And then, horrible, he’d leaped to his feet almost shouting at her. “Please never do that again.” He’d brushed the grass from his trousers.

“Why not, silly?” She’d tried for a flippant tone that would not come.

He’d stood glaring and looking down at her with the sky all around him.

“I can’t do this,” he had said. “It’s ridiculous.”

She’d felt her sandwich go like a stone inside her. “I don’t understand,” she said, and even now it made her wince to think of it. “I thought we…I thought you said you loved me.”

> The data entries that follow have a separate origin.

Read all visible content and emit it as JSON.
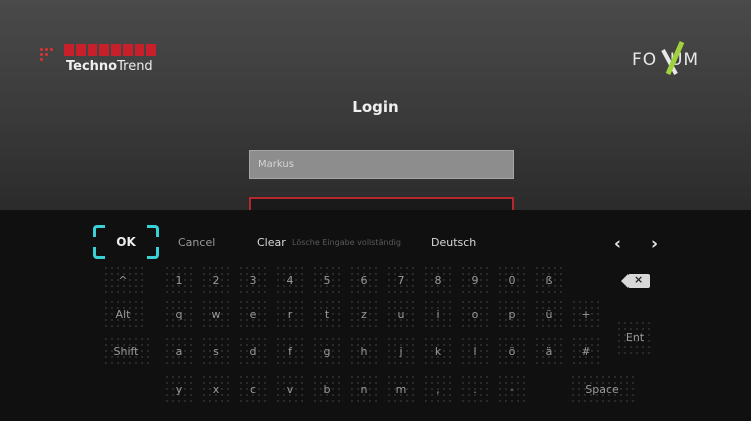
{
  "brand": {
    "name_bold": "Techno",
    "name_light": "Trend",
    "partner": "FO  UM"
  },
  "login": {
    "title": "Login",
    "username_value": "Markus",
    "password_value": ""
  },
  "keyboard": {
    "ok_label": "OK",
    "cancel_label": "Cancel",
    "clear_label": "Clear",
    "hint_text": "Lösche Eingabe vollständig",
    "language_label": "Deutsch",
    "row1": [
      "1",
      "2",
      "3",
      "4",
      "5",
      "6",
      "7",
      "8",
      "9",
      "0",
      "ß"
    ],
    "row2": [
      "q",
      "w",
      "e",
      "r",
      "t",
      "z",
      "u",
      "i",
      "o",
      "p",
      "ü",
      "+"
    ],
    "row3": [
      "a",
      "s",
      "d",
      "f",
      "g",
      "h",
      "j",
      "k",
      "l",
      "ö",
      "ä",
      "#"
    ],
    "row4": [
      "y",
      "x",
      "c",
      "v",
      "b",
      "n",
      "m",
      ",",
      ".",
      "-"
    ],
    "caret_label": "^",
    "alt_label": "Alt",
    "shift_label": "Shift",
    "enter_label": "Ent",
    "space_label": "Space",
    "arrow_left": "‹",
    "arrow_right": "›",
    "backspace_glyph": "×"
  },
  "colors": {
    "accent_focus": "#39d0d8",
    "field_error": "#b5282e",
    "brand_red": "#c8202a",
    "fox_green": "#9fd23c"
  }
}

“You do have an awful lot of growing up to do,” he’d said as if somehow it was all her fault, and walking back, to make it even worse, she’d caught her heel in the hem of her dress, which had come down and added to the crushing, humiliating sense that she had let herself down and him.

She’d cried all the way home, hating her tears and at one point begging him to reconsider. But he hadn’t. The next week he’d appeared, charming and kind again, to tell her a job had come up in Rome and he simply had to go. If he had, at any point, given her the impression of an engagement, he was terribly sorry. She was really the most terrific girl. Some other fellow would be very lucky.

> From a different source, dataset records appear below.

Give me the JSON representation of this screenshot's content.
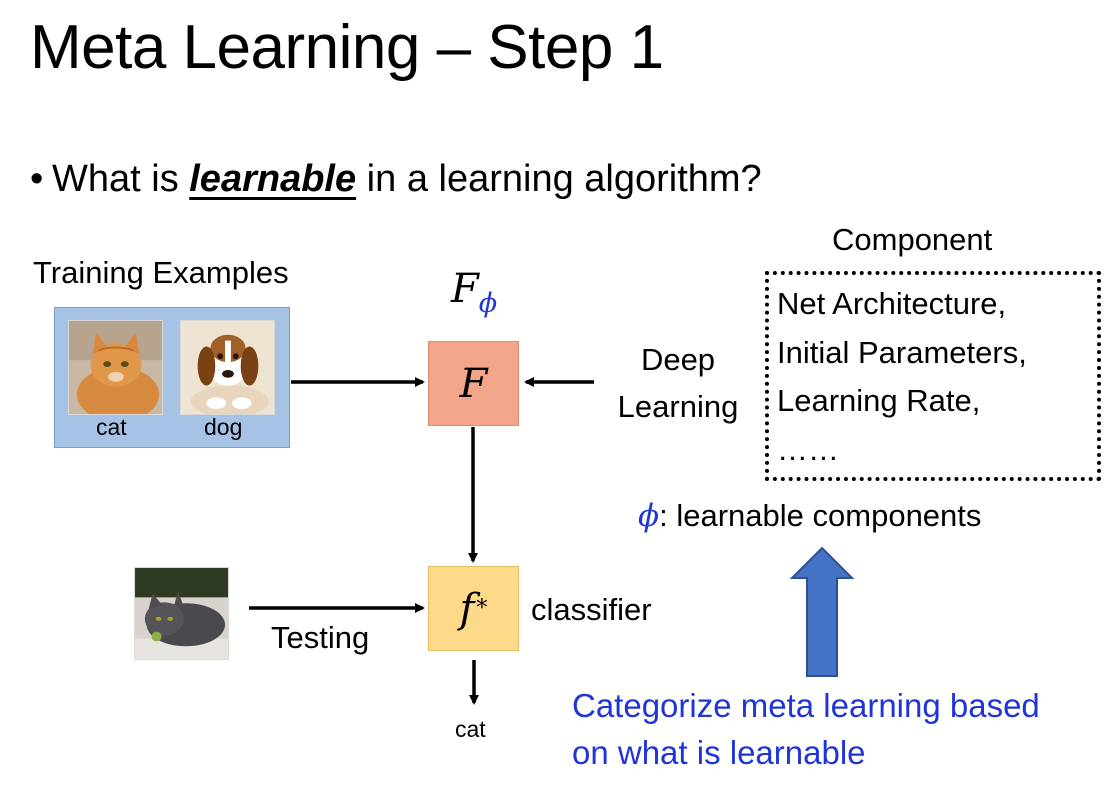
{
  "title": "Meta Learning – Step 1",
  "bullet": {
    "prefix": "What is ",
    "emphasis": "learnable",
    "suffix": " in a learning algorithm?"
  },
  "training": {
    "label": "Training Examples",
    "examples": [
      {
        "label": "cat"
      },
      {
        "label": "dog"
      }
    ]
  },
  "function": {
    "F_phi_main": "F",
    "F_phi_sub": "ϕ",
    "F_box": "F",
    "f_star_main": "f",
    "f_star_sup": "*"
  },
  "deep_learning": {
    "line1": "Deep",
    "line2": "Learning"
  },
  "component": {
    "heading": "Component",
    "items": [
      "Net Architecture,",
      "Initial Parameters,",
      "Learning Rate,",
      "……"
    ]
  },
  "phi_note": {
    "symbol": "ϕ",
    "text": ": learnable components"
  },
  "classifier_label": "classifier",
  "testing_label": "Testing",
  "output_label": "cat",
  "categorize": {
    "line1": "Categorize meta learning based",
    "line2": "on what is learnable"
  },
  "colors": {
    "blue_text": "#1f35d6",
    "training_box": "#a6c3e6",
    "F_box": "#f2a589",
    "f_star_box": "#fdd98a",
    "up_arrow": "#4472c4"
  }
}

Her mother had stopped speaking to her for two whole days. It was Rose who had held her in her arms, who had told her he was an absolute cad and swine, that he would regret the loss of Tor for the rest of his life. They had stayed up all of one night in the summerhouse talking about it, and she’d cried until there were no more tears to shed, and she’d smoked so many cigarettes that her tonsils were raw the next day. Rose’s kind words had helped, and being on the
Kaisar
was a tonic, but part of her was still bruised and bewildered, which was why she probably shouldn’t have embarked on the story in the first place.

“What fun it must be to be young on a ship like this,” Major Smythe, one of the passengers, had said to her wistfully only the night before. And so it was: the dancing, the games, the flirting, but what Paul had left her with was hunger. Hunger for the world of which he’d shown her a glimpse,
throbbing with rich treasures and interesting people,
hungry to be loved for
herself with her hair down and her corset off. Was that completely and utterly impossible?

 

The sun was rising in the sky, the sea a sapphire blue. Suday was walking into their cabin with a tray in his hands.

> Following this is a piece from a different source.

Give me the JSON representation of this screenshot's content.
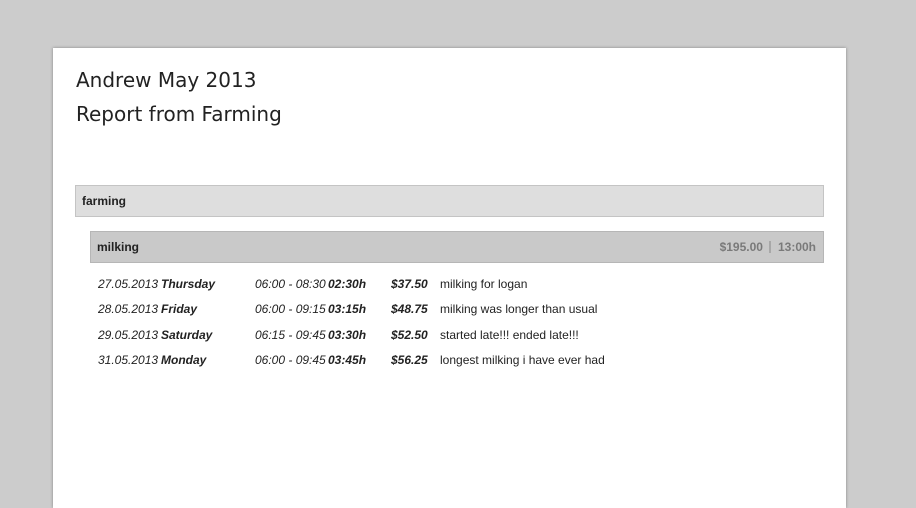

“Chai, my ladies.” Without a word of reproach, he walked around the dress and the feather boa that Tor had stepped out of the night before and left on the floor. “Chai and fruitycake-biscuit, hot roll,
irrawaddy
.”

Neither of them had the slightest clue what
irrawaddy
meant, but every morning their laughter made him laugh delightedly, like a child.

He poured tea for them with a flourish from a silver pot, and then took hot rolls from a napkin and put them on their plates. He smiled when they told him what an absolute brick he was and shut the door behind himself still beaming.

“I love Suday,” said Tor sentimentally when he had gone. “Now, get into bed with me, Rose, I need a gup.”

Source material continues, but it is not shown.